In this cycle, work continued on final development, testing, and other preparations for the launch of v1.2. Another weak period of trading volume resulted in another inflationary cycle.

Proposal Details

Create a native Bisq app for Android

Generic proposal (link)


A mobile experience for Bisq has long been desired but has been considered infeasible given resource requirements, power consumption, and other factors.

Recently wiz and bodymindarts made a proof-of-concept that combined an alternative headless implementation called Risq of Bisq with Tor with a native Android interface. After some discussion, it was decided the upcoming gRPC API would be used instead of Risq.

In the end, an initial release of this app with minimal trade functionality and dispute resolution is projected to be built over the next 6 months. Bisq DAO functionality will not be included in this initial release but will be added later.

Check the proposal for more details and preliminary screenshots.

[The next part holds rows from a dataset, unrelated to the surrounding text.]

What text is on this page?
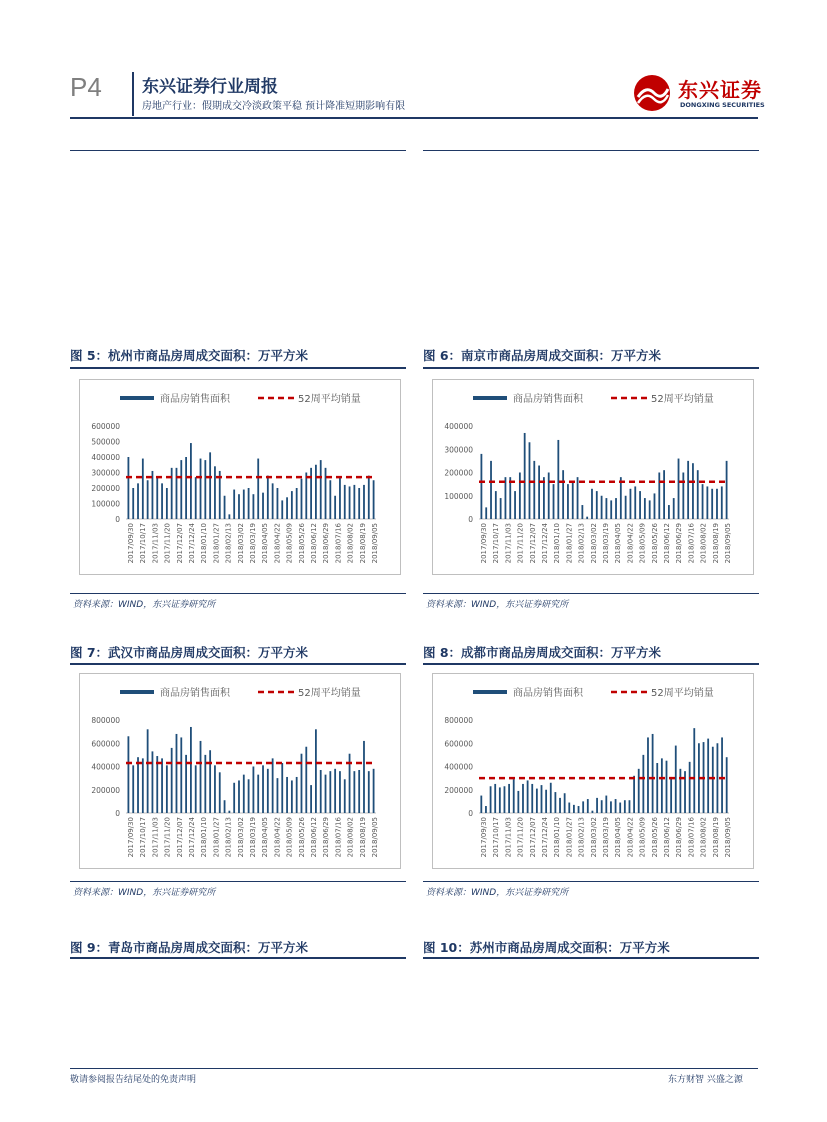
P4 东兴证券行业周报
房地产行业：假期成交冷淡政策平稳 预计降准短期影响有限
东兴证券
DONGXING SECURITIES
图 5：杭州市商品房周成交面积：万平方米
商品房销售面积	52周平均销量
0
100000
200000
300000
400000
500000
600000
2017/09/30 2017/10/17 2017/11/03 2017/11/20 2017/12/07 2017/12/24 2018/01/10 2018/01/27 2018/02/13 2018/03/02 2018/03/19 2018/04/05 2018/04/22 2018/05/09 2018/05/26 2018/06/12 2018/06/29 2018/07/16 2018/08/02 2018/08/19 2018/09/05
资料来源：WIND，东兴证券研究所
图 6：南京市商品房周成交面积：万平方米
商品房销售面积	52周平均销量
0
100000
200000
300000
400000
2017/09/30 2017/10/17 2017/11/03 2017/11/20 2017/12/07 2017/12/24 2018/01/10 2018/01/27 2018/02/13 2018/03/02 2018/03/19 2018/04/05 2018/04/22 2018/05/09 2018/05/26 2018/06/12 2018/06/29 2018/07/16 2018/08/02 2018/08/19 2018/09/05
资料来源：WIND，东兴证券研究所
图 7：武汉市商品房周成交面积：万平方米
商品房销售面积	52周平均销量
0
200000
400000
600000
800000
2017/09/30 2017/10/17 2017/11/03 2017/11/20 2017/12/07 2017/12/24 2018/01/10 2018/01/27 2018/02/13 2018/03/02 2018/03/19 2018/04/05 2018/04/22 2018/05/09 2018/05/26 2018/06/12 2018/06/29 2018/07/16 2018/08/02 2018/08/19 2018/09/05
资料来源：WIND，东兴证券研究所
图 8：成都市商品房周成交面积：万平方米
商品房销售面积	52周平均销量
0
200000
400000
600000
800000
2017/09/30 2017/10/17 2017/11/03 2017/11/20 2017/12/07 2017/12/24 2018/01/10 2018/01/27 2018/02/13 2018/03/02 2018/03/19 2018/04/05 2018/04/22 2018/05/09 2018/05/26 2018/06/12 2018/06/29 2018/07/16 2018/08/02 2018/08/19 2018/09/05
资料来源：WIND，东兴证券研究所
图 9：青岛市商品房周成交面积：万平方米	图 10：苏州市商品房周成交面积：万平方米
敬请参阅报告结尾处的免责声明	东方财智 兴盛之源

Re-route disputed deposit funds to burner address instead of donation address

Generic proposal (link)


As discussed here, the new trade protocol introduced in v1.2 significantly changes dispute resolution. In case a dispute cannot be settled by mediation, funds in 2-of-2 multisignature escrows are sent to a “donation” address. This donation address is owned by an anonymous Bisq contributor who has locked a 50 000 BSQ bond, and they’re required to use the bitcoin accumulated there to buy and burn BSQ every 4 weeks (or sooner, if the balance exceeds 50% of the bond amount).

This DAO proposal suggested to instead send deposit funds to a burner address (i.e., one not controlled by any Bisq contributor) to avoid the possibility of the donation address holder colluding with a trader to send all funds to them (i.e., entering trades and forcing them to arbitration, which would send all deposit funds to the address they control).

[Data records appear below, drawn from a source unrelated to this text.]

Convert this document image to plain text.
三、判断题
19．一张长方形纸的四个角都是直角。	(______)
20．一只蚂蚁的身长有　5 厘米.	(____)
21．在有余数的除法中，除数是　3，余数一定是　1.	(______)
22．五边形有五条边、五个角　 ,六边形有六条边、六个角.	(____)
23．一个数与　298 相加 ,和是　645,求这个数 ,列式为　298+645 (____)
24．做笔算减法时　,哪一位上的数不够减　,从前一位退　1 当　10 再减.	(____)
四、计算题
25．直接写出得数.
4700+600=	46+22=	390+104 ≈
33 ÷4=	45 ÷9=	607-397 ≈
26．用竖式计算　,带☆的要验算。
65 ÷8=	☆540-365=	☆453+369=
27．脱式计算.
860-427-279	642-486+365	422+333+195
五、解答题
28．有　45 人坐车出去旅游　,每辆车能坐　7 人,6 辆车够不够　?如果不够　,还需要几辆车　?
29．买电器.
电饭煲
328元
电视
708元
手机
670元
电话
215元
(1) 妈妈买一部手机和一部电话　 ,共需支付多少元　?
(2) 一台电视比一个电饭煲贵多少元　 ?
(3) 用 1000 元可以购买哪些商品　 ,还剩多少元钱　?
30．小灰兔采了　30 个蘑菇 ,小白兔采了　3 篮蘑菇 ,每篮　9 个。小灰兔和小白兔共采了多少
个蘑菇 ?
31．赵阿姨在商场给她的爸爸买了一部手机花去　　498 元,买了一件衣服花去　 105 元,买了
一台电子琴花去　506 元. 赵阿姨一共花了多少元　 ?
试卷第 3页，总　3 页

Ultimately, the risk was acknowledged but not considered an urgent issue.

  1. Although the donation address holder is outwardly anonymous, the person who holds the role was voted into it by sufficient BSQ weight, indicating core contributors are confident this person is trustworthy.
  2. BTC and BSQ transactions are public, so in the event there are issues, the person would be outed quickly, lose their bond, and probably become an outcast.

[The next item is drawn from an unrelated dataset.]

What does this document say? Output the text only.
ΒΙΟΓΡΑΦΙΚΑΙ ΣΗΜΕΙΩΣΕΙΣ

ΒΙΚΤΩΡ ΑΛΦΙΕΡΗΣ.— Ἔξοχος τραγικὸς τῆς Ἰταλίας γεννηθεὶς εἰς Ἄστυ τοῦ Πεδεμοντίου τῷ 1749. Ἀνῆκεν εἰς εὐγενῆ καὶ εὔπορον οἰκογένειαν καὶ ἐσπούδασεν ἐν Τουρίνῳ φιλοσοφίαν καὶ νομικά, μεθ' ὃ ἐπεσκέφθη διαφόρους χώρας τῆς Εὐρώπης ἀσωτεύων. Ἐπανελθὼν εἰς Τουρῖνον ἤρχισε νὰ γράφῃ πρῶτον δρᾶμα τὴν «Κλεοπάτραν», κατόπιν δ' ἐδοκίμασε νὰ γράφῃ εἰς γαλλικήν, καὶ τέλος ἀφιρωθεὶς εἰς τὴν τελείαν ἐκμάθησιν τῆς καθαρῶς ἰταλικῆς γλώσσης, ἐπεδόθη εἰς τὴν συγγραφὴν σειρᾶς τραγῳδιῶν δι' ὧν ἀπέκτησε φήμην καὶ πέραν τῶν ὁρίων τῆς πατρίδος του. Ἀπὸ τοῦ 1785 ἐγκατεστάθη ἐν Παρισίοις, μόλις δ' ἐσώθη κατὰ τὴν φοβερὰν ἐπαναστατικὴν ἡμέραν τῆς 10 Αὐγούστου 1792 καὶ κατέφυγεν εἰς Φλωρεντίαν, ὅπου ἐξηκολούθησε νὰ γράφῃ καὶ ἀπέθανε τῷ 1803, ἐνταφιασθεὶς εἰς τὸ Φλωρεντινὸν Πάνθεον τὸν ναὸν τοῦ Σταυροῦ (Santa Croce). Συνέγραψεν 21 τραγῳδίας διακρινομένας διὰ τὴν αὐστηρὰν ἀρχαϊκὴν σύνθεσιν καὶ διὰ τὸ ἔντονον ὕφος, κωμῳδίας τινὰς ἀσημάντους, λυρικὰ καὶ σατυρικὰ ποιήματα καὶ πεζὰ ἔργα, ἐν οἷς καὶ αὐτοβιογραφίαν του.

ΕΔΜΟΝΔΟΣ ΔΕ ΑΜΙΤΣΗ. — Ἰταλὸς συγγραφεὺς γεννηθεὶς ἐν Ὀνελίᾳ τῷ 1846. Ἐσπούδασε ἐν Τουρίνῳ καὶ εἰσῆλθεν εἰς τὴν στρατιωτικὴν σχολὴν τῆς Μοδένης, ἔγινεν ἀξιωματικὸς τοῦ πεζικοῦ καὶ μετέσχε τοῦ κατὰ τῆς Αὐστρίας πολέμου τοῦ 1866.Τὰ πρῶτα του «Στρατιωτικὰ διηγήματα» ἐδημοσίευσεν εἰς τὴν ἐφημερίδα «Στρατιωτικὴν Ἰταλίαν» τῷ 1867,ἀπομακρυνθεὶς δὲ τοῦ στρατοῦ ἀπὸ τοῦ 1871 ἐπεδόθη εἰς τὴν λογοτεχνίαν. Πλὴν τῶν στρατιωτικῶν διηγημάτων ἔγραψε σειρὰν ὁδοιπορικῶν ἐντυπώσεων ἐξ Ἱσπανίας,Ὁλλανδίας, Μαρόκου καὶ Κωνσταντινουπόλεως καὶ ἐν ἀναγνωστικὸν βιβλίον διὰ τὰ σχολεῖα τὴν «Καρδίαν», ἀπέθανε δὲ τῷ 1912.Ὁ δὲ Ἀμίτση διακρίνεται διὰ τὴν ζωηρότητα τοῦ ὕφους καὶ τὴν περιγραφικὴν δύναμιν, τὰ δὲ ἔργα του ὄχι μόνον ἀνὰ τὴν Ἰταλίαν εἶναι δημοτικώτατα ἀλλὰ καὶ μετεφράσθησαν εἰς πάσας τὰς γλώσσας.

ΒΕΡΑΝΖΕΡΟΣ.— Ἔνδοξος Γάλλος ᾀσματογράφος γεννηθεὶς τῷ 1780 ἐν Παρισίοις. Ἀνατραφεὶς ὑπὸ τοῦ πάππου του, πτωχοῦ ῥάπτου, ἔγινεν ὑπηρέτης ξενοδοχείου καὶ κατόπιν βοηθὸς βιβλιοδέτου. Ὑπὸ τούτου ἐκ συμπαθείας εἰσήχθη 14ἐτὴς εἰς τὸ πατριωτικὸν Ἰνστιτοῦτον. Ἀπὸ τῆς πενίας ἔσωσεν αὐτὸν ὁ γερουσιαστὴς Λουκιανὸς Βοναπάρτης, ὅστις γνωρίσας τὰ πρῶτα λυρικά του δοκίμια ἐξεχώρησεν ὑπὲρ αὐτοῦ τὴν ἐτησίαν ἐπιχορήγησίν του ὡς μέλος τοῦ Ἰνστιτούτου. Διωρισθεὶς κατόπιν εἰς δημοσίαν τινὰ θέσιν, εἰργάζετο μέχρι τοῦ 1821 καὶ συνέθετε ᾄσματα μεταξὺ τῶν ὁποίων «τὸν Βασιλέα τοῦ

While this is not what people wanted to hear, it’s possible expectations for the new trade protocol were set too high. The new trade protocol does not promise trustless trading and dispute resolution—such a thing may not even be possible. It does, however, reduce trust in some places (no anonymous figure with third key) and decentralize trust in others (responsibility to make traders whole is now spread across the counterparty, mediator, arbitrator, and the Bisq DAO).

And of course, liability on the network itself is reduced significantly without the third key.

How will this new setup work? We shall see. Minimizing the need for dispute resolution (bug-fixing, user interface enhancements, etc) is now a high development priority for the near-future.